Onde quer que elle jaz, abençoemos
as cinzas do homem bom, lá d'essas eras
que a pia usança introduziu primeiro.
¡Quanto a sua virtude era risonha!
—«Cada solteiro plantará n'este ermo
mais uma arvoresinha de anno em anno,
que lá em cima encontrará seu premio.»
¡Oh! estes rogos, sim, este pedido,
doce e desint'ressado, uncção respira;
manda mais do que as Leis; morrer não deve.
*
Produz, produz a miudo, ó Natureza,
por teu bem, por bem nosso, homens como esse.
Haja quem diga ao joven par, que ás aras
sobe apenas amante, e desce esposo:
—«Hoje, que são já fruto esp'ranças de hontem,
entrae sorrindo pelo chão da vida;
plantae, plantae um'arvore que o lembre.»
*
Quando a cabana festival se enrama,
se enflora a meza, e os aldeãos visinhos
veem festejar na casa um filho novo,
a mão paterna, de praser tremendo,
orne de um novo tronco o prédio avito.
*
¿Depois de suspirada e curta ausencia
volve um irmão das terras estrangeiras?
¿Convalesce um parente? ¿Em bem se acaba
suado, volumoso, eterno pleito,
que empobreceu o avô, o filho, e o neto?
¿Fizestes o adversario amigo vosso?
¿Sorriu-vos a ventura? ¿É farto o anno?
A sêrdes Reis, alçáreis monumentos;
¿que vale um monumento?

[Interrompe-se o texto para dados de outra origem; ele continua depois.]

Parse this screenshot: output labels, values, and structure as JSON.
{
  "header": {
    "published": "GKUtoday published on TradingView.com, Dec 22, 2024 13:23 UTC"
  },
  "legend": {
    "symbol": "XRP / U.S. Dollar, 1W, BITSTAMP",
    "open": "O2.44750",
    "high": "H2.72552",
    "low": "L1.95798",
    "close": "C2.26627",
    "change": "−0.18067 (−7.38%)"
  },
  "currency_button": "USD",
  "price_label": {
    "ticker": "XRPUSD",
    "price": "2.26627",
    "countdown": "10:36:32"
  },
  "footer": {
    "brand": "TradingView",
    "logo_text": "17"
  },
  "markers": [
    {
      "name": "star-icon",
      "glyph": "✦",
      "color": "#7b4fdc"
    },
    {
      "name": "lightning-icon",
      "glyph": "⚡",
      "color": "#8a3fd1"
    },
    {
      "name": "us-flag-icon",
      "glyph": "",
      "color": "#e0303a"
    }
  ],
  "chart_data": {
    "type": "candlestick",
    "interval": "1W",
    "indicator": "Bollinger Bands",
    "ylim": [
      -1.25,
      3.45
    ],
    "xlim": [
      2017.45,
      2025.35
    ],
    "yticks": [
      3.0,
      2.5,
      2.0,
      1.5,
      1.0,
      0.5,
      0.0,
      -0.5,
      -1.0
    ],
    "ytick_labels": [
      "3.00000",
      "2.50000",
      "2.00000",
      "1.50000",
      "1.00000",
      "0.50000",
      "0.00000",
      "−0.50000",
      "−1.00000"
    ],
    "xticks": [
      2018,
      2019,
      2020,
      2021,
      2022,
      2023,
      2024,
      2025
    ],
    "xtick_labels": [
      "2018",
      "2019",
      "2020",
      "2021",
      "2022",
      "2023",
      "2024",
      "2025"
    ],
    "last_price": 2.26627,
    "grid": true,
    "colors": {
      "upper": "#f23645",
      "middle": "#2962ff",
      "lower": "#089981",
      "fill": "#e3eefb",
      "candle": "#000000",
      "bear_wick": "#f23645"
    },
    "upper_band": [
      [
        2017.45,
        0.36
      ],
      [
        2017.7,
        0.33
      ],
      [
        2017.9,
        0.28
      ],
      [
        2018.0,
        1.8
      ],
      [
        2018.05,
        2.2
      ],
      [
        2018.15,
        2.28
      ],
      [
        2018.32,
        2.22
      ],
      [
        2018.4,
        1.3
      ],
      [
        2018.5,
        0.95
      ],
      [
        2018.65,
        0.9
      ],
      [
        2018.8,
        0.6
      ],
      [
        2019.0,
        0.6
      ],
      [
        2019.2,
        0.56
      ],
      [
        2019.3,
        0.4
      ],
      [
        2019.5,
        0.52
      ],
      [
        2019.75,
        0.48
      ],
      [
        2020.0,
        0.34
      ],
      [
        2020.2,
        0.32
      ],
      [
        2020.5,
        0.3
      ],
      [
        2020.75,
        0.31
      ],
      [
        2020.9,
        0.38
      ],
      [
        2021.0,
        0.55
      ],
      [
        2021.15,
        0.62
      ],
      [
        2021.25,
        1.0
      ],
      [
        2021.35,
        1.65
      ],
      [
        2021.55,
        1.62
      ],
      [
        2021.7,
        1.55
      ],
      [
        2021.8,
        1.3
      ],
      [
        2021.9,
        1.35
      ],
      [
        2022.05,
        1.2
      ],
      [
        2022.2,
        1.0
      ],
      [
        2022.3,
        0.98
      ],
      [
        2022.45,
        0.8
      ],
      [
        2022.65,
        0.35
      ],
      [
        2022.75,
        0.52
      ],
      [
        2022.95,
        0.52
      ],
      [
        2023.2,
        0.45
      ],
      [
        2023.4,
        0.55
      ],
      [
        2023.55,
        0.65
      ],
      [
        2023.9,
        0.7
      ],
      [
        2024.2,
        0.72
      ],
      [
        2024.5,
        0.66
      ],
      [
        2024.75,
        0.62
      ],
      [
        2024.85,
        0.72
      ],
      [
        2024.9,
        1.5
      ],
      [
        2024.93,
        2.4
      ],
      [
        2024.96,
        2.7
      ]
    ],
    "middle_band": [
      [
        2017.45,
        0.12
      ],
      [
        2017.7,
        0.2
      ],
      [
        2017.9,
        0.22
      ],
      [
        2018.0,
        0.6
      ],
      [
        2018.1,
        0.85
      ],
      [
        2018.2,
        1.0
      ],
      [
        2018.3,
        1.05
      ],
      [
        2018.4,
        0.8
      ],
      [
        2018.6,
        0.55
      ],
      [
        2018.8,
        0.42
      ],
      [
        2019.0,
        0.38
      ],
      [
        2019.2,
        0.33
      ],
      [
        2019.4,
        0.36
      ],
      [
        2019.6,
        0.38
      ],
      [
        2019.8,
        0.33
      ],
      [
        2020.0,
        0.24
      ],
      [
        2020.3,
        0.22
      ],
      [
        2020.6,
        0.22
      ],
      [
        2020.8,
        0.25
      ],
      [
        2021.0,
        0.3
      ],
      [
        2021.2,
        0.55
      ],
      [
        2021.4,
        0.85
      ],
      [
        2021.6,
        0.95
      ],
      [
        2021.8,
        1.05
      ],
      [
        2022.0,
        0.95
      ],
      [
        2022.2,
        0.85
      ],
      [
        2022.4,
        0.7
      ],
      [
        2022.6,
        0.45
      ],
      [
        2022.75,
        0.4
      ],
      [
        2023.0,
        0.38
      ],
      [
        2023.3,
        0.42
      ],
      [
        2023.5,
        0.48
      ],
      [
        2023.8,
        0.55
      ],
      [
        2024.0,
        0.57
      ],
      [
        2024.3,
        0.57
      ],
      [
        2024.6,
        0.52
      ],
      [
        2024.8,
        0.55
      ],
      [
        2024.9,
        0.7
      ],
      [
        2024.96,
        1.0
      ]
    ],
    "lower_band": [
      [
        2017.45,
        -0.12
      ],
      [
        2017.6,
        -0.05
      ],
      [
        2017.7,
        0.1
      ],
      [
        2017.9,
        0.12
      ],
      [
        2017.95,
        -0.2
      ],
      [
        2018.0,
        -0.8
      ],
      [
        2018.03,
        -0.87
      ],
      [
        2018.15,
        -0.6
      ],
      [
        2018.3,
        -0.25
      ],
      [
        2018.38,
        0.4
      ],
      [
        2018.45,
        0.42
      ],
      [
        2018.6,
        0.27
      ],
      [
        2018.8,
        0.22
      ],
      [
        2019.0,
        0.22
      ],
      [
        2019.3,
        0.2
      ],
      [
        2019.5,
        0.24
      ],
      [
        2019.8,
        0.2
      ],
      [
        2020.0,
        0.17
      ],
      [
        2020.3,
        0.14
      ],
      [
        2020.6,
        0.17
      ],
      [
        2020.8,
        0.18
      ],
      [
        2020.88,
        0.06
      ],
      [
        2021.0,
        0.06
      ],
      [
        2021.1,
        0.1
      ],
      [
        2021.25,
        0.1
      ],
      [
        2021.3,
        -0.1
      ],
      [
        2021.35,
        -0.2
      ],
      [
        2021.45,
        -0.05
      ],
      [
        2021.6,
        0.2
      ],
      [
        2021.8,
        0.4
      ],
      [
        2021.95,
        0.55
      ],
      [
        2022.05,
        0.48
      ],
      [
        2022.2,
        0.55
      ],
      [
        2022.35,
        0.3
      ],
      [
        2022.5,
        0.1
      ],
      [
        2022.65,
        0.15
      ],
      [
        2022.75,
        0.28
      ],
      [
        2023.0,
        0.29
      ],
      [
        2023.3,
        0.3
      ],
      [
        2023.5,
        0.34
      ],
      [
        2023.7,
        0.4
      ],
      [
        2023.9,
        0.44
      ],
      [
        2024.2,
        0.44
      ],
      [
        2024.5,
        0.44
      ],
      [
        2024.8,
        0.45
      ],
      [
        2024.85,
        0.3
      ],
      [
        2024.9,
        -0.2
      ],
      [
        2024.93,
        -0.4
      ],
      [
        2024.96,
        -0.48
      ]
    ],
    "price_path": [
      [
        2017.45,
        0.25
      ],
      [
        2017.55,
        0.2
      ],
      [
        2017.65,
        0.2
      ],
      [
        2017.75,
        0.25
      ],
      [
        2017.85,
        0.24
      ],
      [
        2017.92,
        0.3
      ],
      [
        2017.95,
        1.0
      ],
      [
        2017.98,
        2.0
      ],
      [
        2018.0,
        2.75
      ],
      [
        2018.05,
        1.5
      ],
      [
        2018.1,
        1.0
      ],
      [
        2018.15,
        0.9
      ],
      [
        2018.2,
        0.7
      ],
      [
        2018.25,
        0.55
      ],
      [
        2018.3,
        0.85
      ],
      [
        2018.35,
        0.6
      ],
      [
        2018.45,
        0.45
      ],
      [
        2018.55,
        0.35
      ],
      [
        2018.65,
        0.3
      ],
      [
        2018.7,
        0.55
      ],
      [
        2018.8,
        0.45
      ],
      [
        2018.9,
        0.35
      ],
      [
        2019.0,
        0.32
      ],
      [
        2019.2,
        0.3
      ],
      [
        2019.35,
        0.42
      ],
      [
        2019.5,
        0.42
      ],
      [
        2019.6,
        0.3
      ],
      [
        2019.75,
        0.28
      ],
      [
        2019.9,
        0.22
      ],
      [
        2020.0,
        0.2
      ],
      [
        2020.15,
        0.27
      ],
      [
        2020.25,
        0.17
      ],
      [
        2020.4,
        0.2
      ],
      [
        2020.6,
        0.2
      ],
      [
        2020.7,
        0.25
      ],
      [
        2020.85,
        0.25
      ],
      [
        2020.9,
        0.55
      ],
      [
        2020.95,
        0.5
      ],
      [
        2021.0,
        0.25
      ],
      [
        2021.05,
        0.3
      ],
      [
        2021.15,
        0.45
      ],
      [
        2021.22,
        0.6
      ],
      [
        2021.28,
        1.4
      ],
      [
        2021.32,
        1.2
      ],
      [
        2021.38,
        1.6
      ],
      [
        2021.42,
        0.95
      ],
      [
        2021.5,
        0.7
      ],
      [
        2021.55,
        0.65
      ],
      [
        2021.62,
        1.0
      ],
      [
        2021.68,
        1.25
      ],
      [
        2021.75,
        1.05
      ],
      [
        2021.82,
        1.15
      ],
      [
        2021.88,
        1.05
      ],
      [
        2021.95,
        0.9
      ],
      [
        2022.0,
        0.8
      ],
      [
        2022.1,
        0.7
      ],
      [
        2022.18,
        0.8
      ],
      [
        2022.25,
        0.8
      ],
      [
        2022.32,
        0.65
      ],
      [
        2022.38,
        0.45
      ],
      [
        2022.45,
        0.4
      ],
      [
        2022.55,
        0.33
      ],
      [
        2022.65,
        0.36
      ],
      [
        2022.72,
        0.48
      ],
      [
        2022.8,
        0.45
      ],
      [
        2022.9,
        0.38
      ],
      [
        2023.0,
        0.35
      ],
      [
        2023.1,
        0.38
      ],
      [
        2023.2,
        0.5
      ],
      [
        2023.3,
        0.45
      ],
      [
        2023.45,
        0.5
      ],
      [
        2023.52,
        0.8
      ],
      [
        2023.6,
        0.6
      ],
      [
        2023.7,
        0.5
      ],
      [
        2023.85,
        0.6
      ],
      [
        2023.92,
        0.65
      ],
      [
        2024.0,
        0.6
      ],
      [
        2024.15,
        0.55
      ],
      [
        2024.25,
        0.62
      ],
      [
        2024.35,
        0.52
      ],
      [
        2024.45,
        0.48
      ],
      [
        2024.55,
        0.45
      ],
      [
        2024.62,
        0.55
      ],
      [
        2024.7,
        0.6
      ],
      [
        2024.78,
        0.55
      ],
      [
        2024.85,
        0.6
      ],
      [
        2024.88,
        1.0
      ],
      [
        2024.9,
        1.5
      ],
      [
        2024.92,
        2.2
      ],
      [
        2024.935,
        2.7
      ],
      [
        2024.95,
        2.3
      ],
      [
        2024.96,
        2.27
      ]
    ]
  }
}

O homem dos campos
melhores pode erguer a menos custo:
plante sobre o caminho arvores férteis.
Por elle o passageiro ardendo em calma
ache a sombra hospedeira que o recreie.
Por elle o pobre, que seu pão mendiga
de casal em casal, de monte em monte,
que não vê ceo, nem lar onde se aqueça,
nem feno onde descance, e em todo o mundo
só tem por património a caridade,
ache a fruta a pender em curvos ramos,
a acenar-lhe, a off'recer-se-lhe, a sorrir-lhe.
Assim, do bem de um só germinariam
mil bens communs; e do praser de um homem
o publico praser, publicas bençãos.
II
Se tendes de nascer, nascei mui breve,
sensiveis corações a quem Deus guarda,
a gloria de influir eguaes costumes.